Aug 11, 2013

A sobering day in New Orleans – the National World War II Museum

After two road trips in three weeks and logging 4,000 miles traveled, I suddenly have an abundance of topics to blog about.  So, I might as well get started where I left off.  And in case you were wondering, I haven’t forgotten to finish my list of 100 All-Time Favorite Blues Songs. I plan to time the wrap-up around Springfield’s annual Blues and BBQ festival; it just seems to be an appropriate thing to do.  So onward we go …

On our first full day in New Orleans, the Young Curmudgeon and I decided to check out the National World War II Museum, which required a somewhat lengthy (but really not strenuous, unless you are averse to humidity) walk from where we were staying in the heart of the French Quarter, through the Central Business District and to the outer edge of the Warehouse District.  Still, the walk alone was a good way to explore downtown New Orleans, pass by Lafayette Square, walk to nearby Lee Circle and window shop at the many storefronts and restaurants along the way. 

We prepared for the walk with a shot of café au lait and a good dose of powdered sugar that coated our beignets from the Café du Monde.

He got his smile from me.  

Mmmm ... beignets ... 

Packing heat at Cafe du Monde ... I bet he didn't wait long for a table.  
The National World War II Museum is located between Camp and Magazine Streets on Andrew Higgins Blvd.  Why Andrew Higgins?  He just happens to be the guy who designed the boats that made the D-Day invasion possible.  And since he was a New Orleans native, you quickly understand why the museum, which originally opened as the National D-Day Museum, is located in New Orleans in the first place. 

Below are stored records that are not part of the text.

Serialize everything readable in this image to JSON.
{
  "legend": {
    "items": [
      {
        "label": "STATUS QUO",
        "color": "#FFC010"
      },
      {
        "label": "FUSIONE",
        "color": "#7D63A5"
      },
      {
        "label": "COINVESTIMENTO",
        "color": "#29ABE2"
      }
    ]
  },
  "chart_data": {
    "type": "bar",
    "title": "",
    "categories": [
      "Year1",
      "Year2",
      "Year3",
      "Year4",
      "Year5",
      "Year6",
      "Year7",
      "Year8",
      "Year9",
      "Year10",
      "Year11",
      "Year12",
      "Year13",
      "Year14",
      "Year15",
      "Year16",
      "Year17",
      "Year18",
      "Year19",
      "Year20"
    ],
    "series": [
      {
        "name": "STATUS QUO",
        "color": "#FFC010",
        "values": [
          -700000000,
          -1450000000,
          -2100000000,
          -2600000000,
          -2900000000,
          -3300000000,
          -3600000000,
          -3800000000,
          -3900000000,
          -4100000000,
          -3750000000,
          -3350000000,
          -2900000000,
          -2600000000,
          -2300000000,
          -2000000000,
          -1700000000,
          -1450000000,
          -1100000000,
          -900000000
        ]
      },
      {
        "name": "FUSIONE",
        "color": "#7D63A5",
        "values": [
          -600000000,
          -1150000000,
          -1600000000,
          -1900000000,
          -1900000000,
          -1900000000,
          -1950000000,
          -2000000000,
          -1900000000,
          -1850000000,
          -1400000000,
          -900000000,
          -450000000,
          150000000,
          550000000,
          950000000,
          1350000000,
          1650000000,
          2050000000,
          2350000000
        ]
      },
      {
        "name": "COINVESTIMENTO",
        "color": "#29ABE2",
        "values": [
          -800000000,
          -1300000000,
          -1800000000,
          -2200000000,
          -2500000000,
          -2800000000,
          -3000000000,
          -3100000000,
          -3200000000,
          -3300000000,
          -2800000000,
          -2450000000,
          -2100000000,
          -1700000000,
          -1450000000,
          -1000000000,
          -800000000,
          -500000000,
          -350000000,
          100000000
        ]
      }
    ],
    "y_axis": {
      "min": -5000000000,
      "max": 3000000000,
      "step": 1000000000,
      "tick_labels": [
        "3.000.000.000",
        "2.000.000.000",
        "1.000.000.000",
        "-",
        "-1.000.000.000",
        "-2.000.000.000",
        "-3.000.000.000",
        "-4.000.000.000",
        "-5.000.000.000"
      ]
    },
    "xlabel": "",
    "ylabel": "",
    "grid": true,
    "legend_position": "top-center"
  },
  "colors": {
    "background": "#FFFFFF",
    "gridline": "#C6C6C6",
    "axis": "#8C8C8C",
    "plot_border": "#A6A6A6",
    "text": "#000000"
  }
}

The Higgins boat, which made the D-Day invasion possible.  Leave it to a guy with experience patrolling the Louisiana swamps to come up with  the perfect boat for amphibious landings in shallow water.
In addition to the name change a few years back to acknowledge the museum’s broader scope, the museum is in the middle of an impressive expansion.  The original building from when I first visited the museum 12 year ago still houses a majority of the galleries and exhibits detailing the war from start to finish.     

A second building next door, the Kushner Restoration Pavilion, houses a 1940s-themed restaurant and soda shop and the Stage Door Canteen, which hosts live entertainment/dinner shows reminiscent of the Big Band era.  But the pavilion’s real draw is the 4-D movie “Beyond All Boundaries” which is narrated by Tom Hanks.  It’s worth the extra admission and hour of your time to check out.  I usually don’t get into special effects, but the combination of CGI, sound effects and artificial environments created for the film really puts you in the action. 

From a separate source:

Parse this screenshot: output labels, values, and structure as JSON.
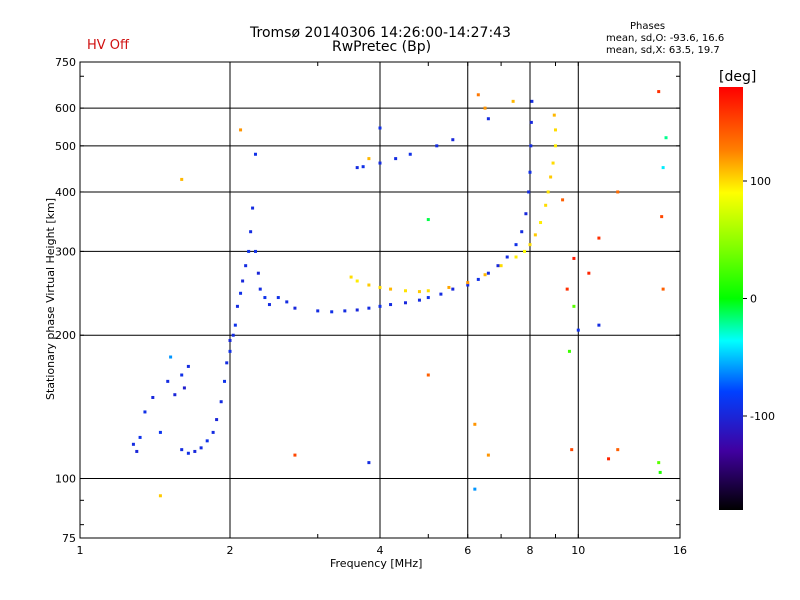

Beyond that is the Freedom Pavilion, the newest building of the National World War II Museum complex, which just opened in January 2013.  Boeing has its name attached to it, and with good reason as they were one of several companies that contributed aircraft to the war effort.   

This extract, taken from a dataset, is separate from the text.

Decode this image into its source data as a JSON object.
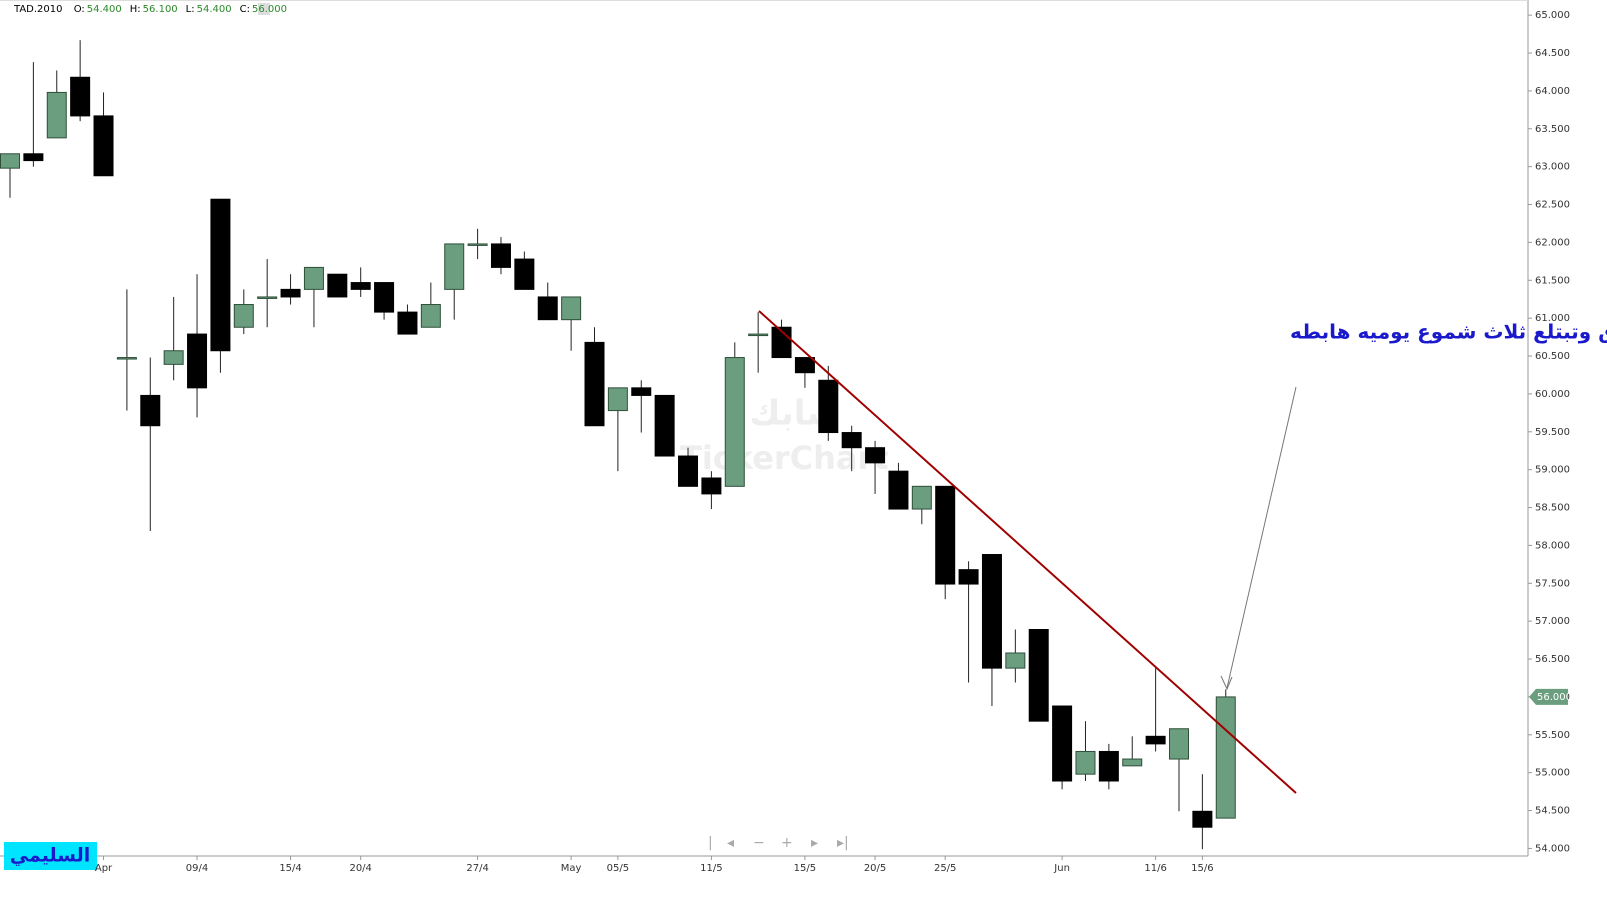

A North American P-51 Mustang, among others.
The Freedom Pavilion is at least four stories high and immensely spacious, and the way they figured out how to display all the aircraft in their “Warbirds” gallery is quite impressive.  You walk across several bridges at various levels to see each plane from a more up close and personal vantage point.  You may want to stay on the ground if you’re afraid of heights, though.   

At the ground level are many more “Vehicles of War” (you can also see some of these when you enter the main building).  From jeeps to tanks to ambulances, you get an appreciation for what kept the war effort moving on the ground. 

The jeep is nice, but I liked the caricature on the fuselage behind it better.
My only disappointment with the museum was the special exhibit “Final Mission:  The U.S.S. Tang Experience.”  For an extra admission price, the exhibit attempts to put you on-board the war’s most successful submarine for its final patrol.  You’re assigned a station as you enter, so you can feel more like you have an actual part in the mission.  Overall, though, the exhibit came off as confusing and difficult to follow.  But maybe that’s part of the point.  The recreation of what it must have been like on a submarine is done quite well, and it must have been very hard in real life to figure out what was going on in the middle of battle.  Still, if you are running short on time, you can skip this part. 

All in all, the National World War II Museum is well worth the admission price (I paid $22 each for the museum with an extra $5 each for the 4-D movie and the U.S.S. Tang recreation).  Do yourself a favor and allow at least a half-day to see it all.  And if you’re a real history or war buff, you won’t have a problem spending the entire day here.  Plus, if you don’t make it through everything, you can purchase a second day pass for just $6.  I don’t want to come across as being overly patriotic, but it’s something every American will appreciate, as the museum does an outstanding job as a whole in capturing the entire World War II experience.